Mahkemece, davanın kabulüne ,itirazın iptaline ve asıl alacağın % 20 si oranında icra inkar tazminatı alınmasına karar verilmiş, hüküm davalılar vekili tarafından temyiz edilmiştir.
Türk Medeni Kanunu’nun 6. maddesi hükmü uyarınca kanunda aksine bir hüküm bulunmadıkça taraflardan her biri hakkını dayandırdığı olguların varlığını kanıtlamakla yükümlüdür.
Gerek doktrinde, gerek Yargıtay içtihatlarında kabul edildiği üzere ispat yükü hayatın olağan akışına aykırı durumu iddia eden ya da savunmada bulunan kimseye düşer. Öte yandan ileri sürdüğü bir olaydan kendi yararına haklar çıkarmak isteyen kimsenin iddia ettiği olayları kanıtlaması gerekir.
Somut olayda, davalıların hizmet nedeni ile güveni kötüye kullanmak suçundan yargılandıkları ve eylemin suç olmaması nedeni ile beraat ettikleri, mahkemece davacının tanık dinletme talebinin reddedildiği, Ceza Mahkemesinde dinlenen tanık beyanlarına dayanılarak davanın kabul edildiği anlaşılmaktadır. Davacının dayandığı, davalılar tarafından imzalanmış olan, davalı …’ın dava dışı …’e 40.000.00.- TL yi 20 nisan itibari ile ödeyeceğine ilişkin belge de davacının iddiaları yönünden yazılı delil başlangıcı olarak kabul edilmemiştir .
Anılan nedenlerle davada ispat yükü davacıda olduğuna göre, 15/12/2015 tarihli delil dilekçesinde yemin deliline de dayanan davacıya davasını ispat imkanı tanınarak sonucuna göre karar verilmesi gerekirken yanılgılı değerlendirme ile yazılı şekilde karar verilmesi kararın bozulmasını gerektirmiştir .

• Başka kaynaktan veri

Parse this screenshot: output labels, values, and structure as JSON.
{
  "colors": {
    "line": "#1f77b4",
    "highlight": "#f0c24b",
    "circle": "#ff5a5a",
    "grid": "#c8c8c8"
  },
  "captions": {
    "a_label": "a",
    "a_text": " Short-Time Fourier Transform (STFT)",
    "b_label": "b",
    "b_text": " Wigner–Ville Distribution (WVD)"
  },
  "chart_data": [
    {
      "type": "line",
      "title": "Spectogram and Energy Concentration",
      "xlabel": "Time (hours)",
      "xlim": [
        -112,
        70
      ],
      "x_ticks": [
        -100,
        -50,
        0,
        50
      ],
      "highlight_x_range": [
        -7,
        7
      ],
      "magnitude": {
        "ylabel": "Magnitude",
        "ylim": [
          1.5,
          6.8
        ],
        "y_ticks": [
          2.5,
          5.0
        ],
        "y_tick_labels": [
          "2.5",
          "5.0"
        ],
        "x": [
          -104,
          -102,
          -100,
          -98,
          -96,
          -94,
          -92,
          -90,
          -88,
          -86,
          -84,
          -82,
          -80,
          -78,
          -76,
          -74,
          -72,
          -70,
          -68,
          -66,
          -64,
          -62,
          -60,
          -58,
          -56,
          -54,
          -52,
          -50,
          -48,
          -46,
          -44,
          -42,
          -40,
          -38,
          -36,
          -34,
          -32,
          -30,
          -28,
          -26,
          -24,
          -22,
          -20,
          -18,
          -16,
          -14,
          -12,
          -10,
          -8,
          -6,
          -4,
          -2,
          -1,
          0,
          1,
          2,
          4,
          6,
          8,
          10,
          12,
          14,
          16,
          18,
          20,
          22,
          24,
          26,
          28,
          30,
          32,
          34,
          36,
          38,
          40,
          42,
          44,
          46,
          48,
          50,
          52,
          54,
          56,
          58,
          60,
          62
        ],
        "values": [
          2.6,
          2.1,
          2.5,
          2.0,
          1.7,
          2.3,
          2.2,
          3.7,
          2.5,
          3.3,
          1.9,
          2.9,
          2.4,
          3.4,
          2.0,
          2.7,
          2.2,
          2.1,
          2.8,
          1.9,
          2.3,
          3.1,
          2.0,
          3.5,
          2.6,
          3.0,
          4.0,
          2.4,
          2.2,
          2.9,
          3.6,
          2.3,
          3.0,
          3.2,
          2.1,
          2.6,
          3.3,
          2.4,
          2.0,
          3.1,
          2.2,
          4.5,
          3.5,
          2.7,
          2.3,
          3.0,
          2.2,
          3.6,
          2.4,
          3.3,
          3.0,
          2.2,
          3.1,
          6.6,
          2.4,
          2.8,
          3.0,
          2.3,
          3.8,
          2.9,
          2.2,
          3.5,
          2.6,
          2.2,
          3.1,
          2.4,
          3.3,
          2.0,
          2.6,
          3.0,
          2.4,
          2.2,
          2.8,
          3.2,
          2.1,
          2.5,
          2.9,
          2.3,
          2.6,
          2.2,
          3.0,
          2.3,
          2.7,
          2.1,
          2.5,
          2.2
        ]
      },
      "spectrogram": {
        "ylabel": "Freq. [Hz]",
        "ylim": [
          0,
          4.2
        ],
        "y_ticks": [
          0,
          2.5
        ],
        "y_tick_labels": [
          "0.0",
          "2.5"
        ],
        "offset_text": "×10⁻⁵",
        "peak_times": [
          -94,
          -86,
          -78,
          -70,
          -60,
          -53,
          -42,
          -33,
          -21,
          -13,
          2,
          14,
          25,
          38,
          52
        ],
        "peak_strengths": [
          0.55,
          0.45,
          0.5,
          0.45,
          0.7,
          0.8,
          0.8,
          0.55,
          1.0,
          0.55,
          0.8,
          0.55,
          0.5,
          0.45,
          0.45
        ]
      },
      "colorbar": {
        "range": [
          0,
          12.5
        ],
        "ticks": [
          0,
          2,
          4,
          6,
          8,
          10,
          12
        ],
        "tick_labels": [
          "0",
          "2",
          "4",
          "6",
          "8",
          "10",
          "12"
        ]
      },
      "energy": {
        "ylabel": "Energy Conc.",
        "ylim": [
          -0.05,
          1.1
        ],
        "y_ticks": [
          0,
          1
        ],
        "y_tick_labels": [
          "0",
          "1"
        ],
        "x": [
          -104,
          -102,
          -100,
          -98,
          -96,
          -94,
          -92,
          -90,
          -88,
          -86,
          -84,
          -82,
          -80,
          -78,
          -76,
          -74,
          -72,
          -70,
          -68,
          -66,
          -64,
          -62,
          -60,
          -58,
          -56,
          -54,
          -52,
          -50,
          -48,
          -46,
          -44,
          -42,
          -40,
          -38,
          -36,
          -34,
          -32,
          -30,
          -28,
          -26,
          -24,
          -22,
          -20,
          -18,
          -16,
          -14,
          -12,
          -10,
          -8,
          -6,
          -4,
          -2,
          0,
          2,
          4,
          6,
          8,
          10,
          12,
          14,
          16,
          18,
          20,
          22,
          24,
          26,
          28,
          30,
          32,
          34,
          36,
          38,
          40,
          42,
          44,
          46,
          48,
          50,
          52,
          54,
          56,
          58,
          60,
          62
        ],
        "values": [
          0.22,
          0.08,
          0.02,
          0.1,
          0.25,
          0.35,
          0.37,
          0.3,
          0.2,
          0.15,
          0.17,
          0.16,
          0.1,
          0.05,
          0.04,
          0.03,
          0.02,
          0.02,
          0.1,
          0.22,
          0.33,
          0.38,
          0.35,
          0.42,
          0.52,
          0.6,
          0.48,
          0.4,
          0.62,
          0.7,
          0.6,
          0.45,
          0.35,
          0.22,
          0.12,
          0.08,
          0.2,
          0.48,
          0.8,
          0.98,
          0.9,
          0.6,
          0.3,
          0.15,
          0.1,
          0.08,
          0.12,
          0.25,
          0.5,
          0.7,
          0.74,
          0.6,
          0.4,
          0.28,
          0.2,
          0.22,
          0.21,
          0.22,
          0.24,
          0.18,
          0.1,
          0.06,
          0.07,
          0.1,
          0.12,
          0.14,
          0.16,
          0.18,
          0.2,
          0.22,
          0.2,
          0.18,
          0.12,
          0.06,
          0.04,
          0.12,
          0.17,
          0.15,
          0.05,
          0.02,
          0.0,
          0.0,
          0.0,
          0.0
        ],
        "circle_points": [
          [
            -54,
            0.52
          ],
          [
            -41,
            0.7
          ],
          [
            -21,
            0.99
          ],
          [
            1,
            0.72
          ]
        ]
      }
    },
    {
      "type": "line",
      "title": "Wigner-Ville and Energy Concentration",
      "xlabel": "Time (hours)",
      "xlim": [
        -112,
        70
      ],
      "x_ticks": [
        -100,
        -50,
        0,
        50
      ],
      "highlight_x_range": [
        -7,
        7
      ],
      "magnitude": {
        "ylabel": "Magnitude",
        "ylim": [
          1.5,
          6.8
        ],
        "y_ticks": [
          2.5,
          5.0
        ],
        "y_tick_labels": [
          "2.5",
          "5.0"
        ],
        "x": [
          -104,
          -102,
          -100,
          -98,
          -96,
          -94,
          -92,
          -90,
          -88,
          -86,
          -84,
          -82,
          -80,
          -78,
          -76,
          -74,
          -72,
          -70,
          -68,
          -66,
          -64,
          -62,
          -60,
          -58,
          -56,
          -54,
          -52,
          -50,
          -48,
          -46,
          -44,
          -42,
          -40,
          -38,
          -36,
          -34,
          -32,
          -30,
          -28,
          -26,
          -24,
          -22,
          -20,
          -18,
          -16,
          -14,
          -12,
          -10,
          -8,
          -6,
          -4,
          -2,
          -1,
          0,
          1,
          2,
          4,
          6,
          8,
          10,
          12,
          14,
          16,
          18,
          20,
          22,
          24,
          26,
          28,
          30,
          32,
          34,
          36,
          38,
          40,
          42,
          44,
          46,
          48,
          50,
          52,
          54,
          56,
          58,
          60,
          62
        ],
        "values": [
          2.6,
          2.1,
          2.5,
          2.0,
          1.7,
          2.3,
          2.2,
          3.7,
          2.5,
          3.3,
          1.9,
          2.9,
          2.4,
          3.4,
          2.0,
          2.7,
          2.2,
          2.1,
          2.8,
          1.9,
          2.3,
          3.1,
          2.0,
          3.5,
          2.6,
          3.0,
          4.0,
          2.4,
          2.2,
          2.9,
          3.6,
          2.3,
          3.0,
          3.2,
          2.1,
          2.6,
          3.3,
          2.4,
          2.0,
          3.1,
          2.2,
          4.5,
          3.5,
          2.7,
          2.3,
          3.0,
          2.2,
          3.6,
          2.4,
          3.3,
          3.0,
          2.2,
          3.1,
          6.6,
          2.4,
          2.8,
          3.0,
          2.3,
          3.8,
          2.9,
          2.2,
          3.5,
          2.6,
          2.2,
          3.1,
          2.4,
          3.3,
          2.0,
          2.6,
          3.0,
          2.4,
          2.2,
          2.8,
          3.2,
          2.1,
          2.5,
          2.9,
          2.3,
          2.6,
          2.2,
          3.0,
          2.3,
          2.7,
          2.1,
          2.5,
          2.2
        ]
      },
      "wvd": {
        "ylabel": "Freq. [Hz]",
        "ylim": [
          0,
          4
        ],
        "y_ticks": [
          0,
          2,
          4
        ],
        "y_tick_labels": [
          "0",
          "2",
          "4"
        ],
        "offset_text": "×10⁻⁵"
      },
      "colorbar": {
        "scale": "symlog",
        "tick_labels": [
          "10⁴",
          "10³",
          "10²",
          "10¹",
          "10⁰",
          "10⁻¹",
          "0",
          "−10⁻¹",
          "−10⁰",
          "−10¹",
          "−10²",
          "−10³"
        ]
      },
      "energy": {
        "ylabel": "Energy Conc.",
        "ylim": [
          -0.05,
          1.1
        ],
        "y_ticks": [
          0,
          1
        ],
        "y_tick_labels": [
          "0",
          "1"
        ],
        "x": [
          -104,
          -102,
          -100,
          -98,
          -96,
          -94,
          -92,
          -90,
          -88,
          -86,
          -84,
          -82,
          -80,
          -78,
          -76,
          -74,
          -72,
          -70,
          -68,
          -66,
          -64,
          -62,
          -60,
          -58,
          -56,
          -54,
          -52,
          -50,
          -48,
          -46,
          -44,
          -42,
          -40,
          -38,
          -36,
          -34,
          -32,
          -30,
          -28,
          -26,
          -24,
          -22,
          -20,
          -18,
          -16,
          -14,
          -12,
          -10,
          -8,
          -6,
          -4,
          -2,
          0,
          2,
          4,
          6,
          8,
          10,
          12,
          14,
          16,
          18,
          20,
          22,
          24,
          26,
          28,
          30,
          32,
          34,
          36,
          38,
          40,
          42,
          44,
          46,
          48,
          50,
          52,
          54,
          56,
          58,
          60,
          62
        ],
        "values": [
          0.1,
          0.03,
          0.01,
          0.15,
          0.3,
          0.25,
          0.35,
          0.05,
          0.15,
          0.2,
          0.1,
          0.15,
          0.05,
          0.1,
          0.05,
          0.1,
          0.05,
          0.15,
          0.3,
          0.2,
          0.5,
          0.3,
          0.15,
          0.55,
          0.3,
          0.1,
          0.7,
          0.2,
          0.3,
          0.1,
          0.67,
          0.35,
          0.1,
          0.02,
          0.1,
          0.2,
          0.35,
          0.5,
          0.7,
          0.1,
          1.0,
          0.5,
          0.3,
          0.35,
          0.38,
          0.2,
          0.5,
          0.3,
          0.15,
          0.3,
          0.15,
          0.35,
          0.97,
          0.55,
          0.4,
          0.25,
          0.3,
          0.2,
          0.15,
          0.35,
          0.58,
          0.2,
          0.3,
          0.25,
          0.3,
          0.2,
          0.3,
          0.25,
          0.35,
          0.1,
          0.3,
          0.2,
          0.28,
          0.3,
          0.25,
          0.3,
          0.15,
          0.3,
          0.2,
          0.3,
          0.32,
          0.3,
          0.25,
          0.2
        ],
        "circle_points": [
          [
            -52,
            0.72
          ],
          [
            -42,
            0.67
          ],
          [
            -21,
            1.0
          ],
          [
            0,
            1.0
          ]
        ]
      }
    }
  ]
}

SONUÇ: Yukarıda açıklanan nedenlerle hükmün HUMK’nun 428. maddesi gereğince davalılar yararına BOZULMASINA ve peşin alınan temyiz harcının istek halinde temyiz edene iadesine, 6100 sayılı HMK’nun geçici madde 3 atfıyla 1086 sayılı HUMK.nun 440.maddesi gereğince kararın tebliğinden itibaren 15 günlük süre içerisinde karar düzeltme yolu açık olmak üzere, 26/11/2018 tarihinde oy birliğiyle karar verildi.